Nunca seremos amados como gostaríamos. Não adianta lutar contra.

Nosso grande desafio é desenvolver uma forma de pensar que abarque o oposto da realidade – e sem sofrermos tanto com isso.

Ou seja, temos uma tendência em pensar o amor como uma felicidade purificada do desamor. Isso não existe. Temos que inventar um jeito de enxergar a vida abarcando o seu contraditório.

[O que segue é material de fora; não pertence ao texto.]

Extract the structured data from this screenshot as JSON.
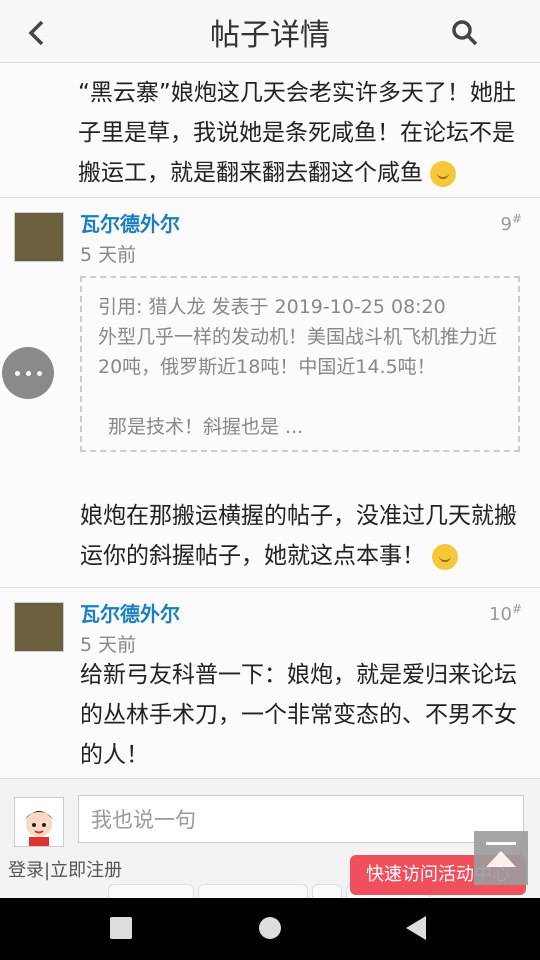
{
  "header": {
    "title": "帖子详情",
    "back_icon": "chevron-left-icon",
    "search_icon": "search-icon"
  },
  "post_tail": {
    "text": "“黑云寨”娘炮这几天会老实许多天了！她肚子里是草，我说她是条死咸鱼！在论坛不是搬运工，就是翻来翻去翻这个咸鱼"
  },
  "posts": [
    {
      "author": "瓦尔德外尔",
      "time": "5 天前",
      "floor": "9",
      "floor_sup": "#",
      "quote": {
        "header": "引用: 猎人龙 发表于 2019-10-25 08:20",
        "line1": "外型几乎一样的发动机！美国战斗机飞机推力近",
        "line2": "20吨，俄罗斯近18吨！中国近14.5吨！",
        "line3": "那是技术！斜握也是 ..."
      },
      "body": "娘炮在那搬运横握的帖子，没准过几天就搬运你的斜握帖子，她就这点本事！"
    },
    {
      "author": "瓦尔德外尔",
      "time": "5 天前",
      "floor": "10",
      "floor_sup": "#",
      "body": "给新弓友科普一下：娘炮，就是爱归来论坛的丛林手术刀，一个非常变态的、不男不女的人！"
    }
  ],
  "reply": {
    "placeholder": "我也说一句"
  },
  "footer": {
    "login": "登录",
    "sep": "|",
    "register": "立即注册",
    "quick_access": "快速访问活动中心"
  },
  "colors": {
    "link": "#1a7fc1",
    "quick_access_bg": "#f0505e"
  }
}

Devo cuidar da minha saúde? Sim. Devo cuidar da minha estética? É claro que sim. Só não devo achar que serei salvo pelos cuidados que tenho comigo ou pelas intervenções que farei para amenizar minha velhice.

Não podemos transformar nosso viver em um campo de batalha contra o nosso não viver. A vida não é isso ou aquilo. A vida não é oito ou oitenta. Na pratica, a teoria nunca acopla o seu contraditório.

Há o que não tem sentido. Há o vácuo. Não podemos jogar o que é literal para debaixo do tapete. Não podemos tratar como dejeto o que não cabe em nenhum conceito. Não existe pensamento purificado do nebuloso.

Como encontrar um sentido para o que não tem sentido? Como olhar o sem sentido com a mesma alegria de quando achamos que encontramos a verdade da vida? É possível um pensamento sobre o impensável? Talvez a saída não seja mesmo pelo pensar.